N.º 1 (1991): O PÓS-MODERNISMO NA LITERATURA EUROPEIA

No nº 1 do boletim Dedalus, publicado em 1988, pode ler-se, em certo passo da nota introdutória que então assinei: «A A.P.L.C. (…) entende-se como o lugar de convergência dos múltiplos domínios por onde hoje em dia se alargam os estudos consagrados à actividade literária, da história à teoria, da poética à tradução, da metodologia às pragmáticas do texto.» Esse primeiro número permaneceu único, porque justamente se fez entretanto sentir a necessidade de criar um corpo concreto que englobasse as manifestações desse fenómeno, a que conferências, colóquios e intervenções diversas de colegas nacionais e estrangeiros foram progressivamente dando forma. Assim, o boletim Dedalus deu lugar à revista Dedalus, cujo primeiro número agora surge, e que entendemos como concretização de um dos sectores mais significativos do trabalho efectivo da A.P.L.C. durante o segundo mandato da sua primeira Direcção, estando já no nosso espírito apresentá-lo desde há algum tempo, conforme anunciámos durante a realização do nosso I Congresso em 1989.

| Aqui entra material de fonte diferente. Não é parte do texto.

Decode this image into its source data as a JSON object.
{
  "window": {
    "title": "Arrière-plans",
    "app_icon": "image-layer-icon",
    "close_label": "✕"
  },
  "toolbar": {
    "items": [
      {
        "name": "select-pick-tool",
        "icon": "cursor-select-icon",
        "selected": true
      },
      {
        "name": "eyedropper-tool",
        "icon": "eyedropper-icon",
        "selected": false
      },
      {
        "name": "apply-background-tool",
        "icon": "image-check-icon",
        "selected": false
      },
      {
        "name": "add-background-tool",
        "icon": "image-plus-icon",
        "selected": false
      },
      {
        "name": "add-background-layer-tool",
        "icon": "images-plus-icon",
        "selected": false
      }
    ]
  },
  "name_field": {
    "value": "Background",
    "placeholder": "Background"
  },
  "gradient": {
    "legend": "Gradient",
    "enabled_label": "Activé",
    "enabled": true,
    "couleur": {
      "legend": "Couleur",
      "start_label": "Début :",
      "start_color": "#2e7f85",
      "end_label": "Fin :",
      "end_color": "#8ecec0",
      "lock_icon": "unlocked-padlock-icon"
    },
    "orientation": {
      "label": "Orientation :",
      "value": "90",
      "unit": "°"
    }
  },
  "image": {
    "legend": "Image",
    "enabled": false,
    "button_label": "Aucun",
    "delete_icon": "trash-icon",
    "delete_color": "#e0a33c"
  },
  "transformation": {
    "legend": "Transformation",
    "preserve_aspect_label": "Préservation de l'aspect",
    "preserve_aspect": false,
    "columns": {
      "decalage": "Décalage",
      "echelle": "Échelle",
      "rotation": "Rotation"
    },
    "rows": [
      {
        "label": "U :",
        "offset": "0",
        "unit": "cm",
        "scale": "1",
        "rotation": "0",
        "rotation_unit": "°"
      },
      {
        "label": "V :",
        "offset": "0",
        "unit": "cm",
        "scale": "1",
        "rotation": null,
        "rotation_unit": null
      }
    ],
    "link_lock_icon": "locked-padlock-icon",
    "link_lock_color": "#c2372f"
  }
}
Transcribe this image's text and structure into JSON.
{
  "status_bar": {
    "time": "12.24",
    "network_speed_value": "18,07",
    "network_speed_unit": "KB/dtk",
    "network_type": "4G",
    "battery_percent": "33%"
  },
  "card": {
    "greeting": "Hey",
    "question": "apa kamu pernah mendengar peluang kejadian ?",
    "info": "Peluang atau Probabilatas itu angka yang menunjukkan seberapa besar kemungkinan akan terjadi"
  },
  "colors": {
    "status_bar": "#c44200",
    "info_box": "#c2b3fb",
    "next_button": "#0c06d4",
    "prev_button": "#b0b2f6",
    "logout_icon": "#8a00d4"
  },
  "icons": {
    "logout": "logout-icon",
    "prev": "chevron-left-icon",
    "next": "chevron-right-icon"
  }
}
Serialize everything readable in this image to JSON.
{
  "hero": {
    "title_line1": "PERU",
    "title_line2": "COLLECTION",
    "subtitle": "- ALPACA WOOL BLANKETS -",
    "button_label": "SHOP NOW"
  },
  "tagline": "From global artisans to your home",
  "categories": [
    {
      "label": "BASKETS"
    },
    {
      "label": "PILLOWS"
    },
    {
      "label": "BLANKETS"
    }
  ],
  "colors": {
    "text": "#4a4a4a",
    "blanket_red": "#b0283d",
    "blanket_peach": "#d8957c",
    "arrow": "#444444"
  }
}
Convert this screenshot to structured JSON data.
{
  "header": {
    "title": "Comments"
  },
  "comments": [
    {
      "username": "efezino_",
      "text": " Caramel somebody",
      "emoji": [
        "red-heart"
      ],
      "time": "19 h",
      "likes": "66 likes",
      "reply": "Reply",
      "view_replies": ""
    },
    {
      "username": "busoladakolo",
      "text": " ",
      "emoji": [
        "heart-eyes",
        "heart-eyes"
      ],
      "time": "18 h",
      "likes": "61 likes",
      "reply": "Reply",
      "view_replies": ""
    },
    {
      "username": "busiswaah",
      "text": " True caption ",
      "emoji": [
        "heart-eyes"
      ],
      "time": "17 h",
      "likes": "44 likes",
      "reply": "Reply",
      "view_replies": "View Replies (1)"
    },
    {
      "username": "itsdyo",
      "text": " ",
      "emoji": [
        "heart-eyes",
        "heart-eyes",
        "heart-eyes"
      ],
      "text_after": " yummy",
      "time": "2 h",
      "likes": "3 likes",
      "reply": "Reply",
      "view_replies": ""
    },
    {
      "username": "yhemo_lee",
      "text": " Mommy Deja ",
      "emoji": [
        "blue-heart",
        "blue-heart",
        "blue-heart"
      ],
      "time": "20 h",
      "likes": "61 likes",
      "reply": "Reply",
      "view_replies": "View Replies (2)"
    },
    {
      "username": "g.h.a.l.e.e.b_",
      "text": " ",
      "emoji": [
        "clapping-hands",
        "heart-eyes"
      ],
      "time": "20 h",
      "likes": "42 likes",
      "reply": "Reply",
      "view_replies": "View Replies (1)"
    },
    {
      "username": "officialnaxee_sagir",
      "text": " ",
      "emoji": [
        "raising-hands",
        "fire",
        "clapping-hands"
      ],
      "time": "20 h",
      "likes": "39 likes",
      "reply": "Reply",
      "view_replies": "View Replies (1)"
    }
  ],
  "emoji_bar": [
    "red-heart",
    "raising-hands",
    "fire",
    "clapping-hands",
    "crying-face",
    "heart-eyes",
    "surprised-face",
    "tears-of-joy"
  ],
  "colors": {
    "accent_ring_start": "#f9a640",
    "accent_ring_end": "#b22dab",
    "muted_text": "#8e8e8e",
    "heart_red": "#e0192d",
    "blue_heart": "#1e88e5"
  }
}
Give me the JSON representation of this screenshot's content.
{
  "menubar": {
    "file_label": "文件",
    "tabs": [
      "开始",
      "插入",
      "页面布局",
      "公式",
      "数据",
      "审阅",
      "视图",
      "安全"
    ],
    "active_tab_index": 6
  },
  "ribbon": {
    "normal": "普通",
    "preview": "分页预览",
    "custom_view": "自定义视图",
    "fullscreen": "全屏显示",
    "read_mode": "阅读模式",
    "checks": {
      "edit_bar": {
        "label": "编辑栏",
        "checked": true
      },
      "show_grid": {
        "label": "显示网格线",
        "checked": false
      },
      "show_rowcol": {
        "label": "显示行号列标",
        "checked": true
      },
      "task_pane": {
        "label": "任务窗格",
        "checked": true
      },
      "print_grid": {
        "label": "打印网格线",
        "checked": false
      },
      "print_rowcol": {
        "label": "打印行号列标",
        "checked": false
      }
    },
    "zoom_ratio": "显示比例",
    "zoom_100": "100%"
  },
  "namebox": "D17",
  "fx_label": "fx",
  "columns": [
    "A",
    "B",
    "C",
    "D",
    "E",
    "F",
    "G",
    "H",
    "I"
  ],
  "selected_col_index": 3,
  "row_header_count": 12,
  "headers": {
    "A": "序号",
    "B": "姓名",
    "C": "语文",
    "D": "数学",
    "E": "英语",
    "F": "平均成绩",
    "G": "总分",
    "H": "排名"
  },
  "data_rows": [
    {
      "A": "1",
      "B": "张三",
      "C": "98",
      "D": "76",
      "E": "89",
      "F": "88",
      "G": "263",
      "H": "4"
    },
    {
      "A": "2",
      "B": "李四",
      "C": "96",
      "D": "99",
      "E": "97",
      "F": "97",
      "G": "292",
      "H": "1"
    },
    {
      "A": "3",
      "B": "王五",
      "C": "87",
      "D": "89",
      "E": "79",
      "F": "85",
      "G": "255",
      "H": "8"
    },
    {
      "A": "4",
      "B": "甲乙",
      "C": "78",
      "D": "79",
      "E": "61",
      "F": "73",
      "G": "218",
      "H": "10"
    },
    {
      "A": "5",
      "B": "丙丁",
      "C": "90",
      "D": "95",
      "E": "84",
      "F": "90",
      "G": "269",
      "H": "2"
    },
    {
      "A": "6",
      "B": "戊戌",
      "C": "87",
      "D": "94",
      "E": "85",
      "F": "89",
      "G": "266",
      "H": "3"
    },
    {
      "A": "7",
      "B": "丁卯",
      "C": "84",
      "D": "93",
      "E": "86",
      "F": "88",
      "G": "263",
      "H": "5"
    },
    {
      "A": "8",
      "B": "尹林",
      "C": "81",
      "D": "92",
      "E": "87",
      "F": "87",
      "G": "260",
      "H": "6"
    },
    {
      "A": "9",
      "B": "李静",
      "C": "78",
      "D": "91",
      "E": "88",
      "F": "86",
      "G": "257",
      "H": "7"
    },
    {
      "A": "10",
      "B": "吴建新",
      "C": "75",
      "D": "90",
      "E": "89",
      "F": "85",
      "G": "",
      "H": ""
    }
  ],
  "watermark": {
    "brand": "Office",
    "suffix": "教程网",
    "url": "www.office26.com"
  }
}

Assim a Dedalus surge agora, idêntica nos seus pressupostos, mas diferente no seu aspecto e nas suas ambições. Apostando no trabalho organizado (publicação das Actas do Colóquio sobre «O pós-Modernismo na Literatura Europeia», por nós promovido em colaboração com o instituto de Estudos Europeus da Universidade Nova de Lisboa), assim como na colaboração avulsa (mas solicitada) de diversos universitários portugueses e estrangeiros, marcando a presença da Universidade de Lisboa (à qual pertencem todos os membros da actual Direcção da A.P.Ç.C.) mas abrindo-se às várias outras Universidades do país e, sobretudo, alargando a sua área de publicação a muitos colegas de Universidades de todo o mundo, esta é, a partir de agora, a nossa Revista Portuguesa de Literatura Comparada.
Não é esta ainda a Dedalus que nós queremos; não está completa, não inclui as secções de recensão e de noticiário que para ela de futuro pretendemos; mas porque não visamos a perfeição imediata, e apenas queremos, modestamente, e na medida dos vários possíveis que nos condicionam a actuação, criar um órgão de utilidade associativa de características científicas e internacionais — o que já não é visar pouco —, apresentamos nestas páginas a contribuição para esse objectivo que o nosso esforço conseguiu por agora realizar.
Essa contribuição reflecte a nossa orientação persistente de recolha de trabalhos de perspectivas diferenciadas, que possam, por um lado, dar a media dos modos vários por que a Literatura Comparada é entendida peal comunidade que a pratica, e que, por outro lado, permitam um diálogo implícito e estimulante, uma ostentação que a própria revista assume de maneira polémica e questionadora, num reconhecimento da diferença e do seu complemento articulador essencial, o debate, como componente fundamental da actividade e do discurso académicos dos nossos dias, e nomeadamente dos que assumem o trabalho especificamente comparatista.
O resultado passa agora a publicar-se com uma regularidade anual, e pretende-se revelador de um projecto que é polivalente, e que, radicando da Universidade Portuguesa, cujo labor pretende afirmar e difundir (razão da publicação indiferenciada dos estudos quer em língua portuguesa quer nas línguas de trabalho internacional, de acordo com o desejo e a intenção dos seus autores), reconhece só ser possível numa perspectiva que ultrapasse as limitações nacionalistas, sempre que estas se revelem empobrecedoras e restritivas.
De facto, o mundo cada vez é mais pequeno, e a Literatura cada vez maior; trabalhamos por vezes de modo semelhante aos que estão longe, tanto quanto nos diferenciamos, em certos casos, dos que vivem perto de nós. Reconhecer isso é reconhecer que a vida universitária, como todas as manifestações culturais (nas quais a Literatura se inclui), participa de uma rede de sistemas que, não anulando a sua implicação nacional, só efectivamente encontram o lugar adequado (e produtivo) da sua determinação quando situados no conjunto total a que pertencem, e cuja consideração global, acentuando a sua formação múltipla e complexa, lhes permite decerto definir afinal com mais rigor e garantia a medida da sua condição de singularidade, sempre necessariamente encarada em processo de comunicação e, por conseguinte, de irrecusável abertura e transformação.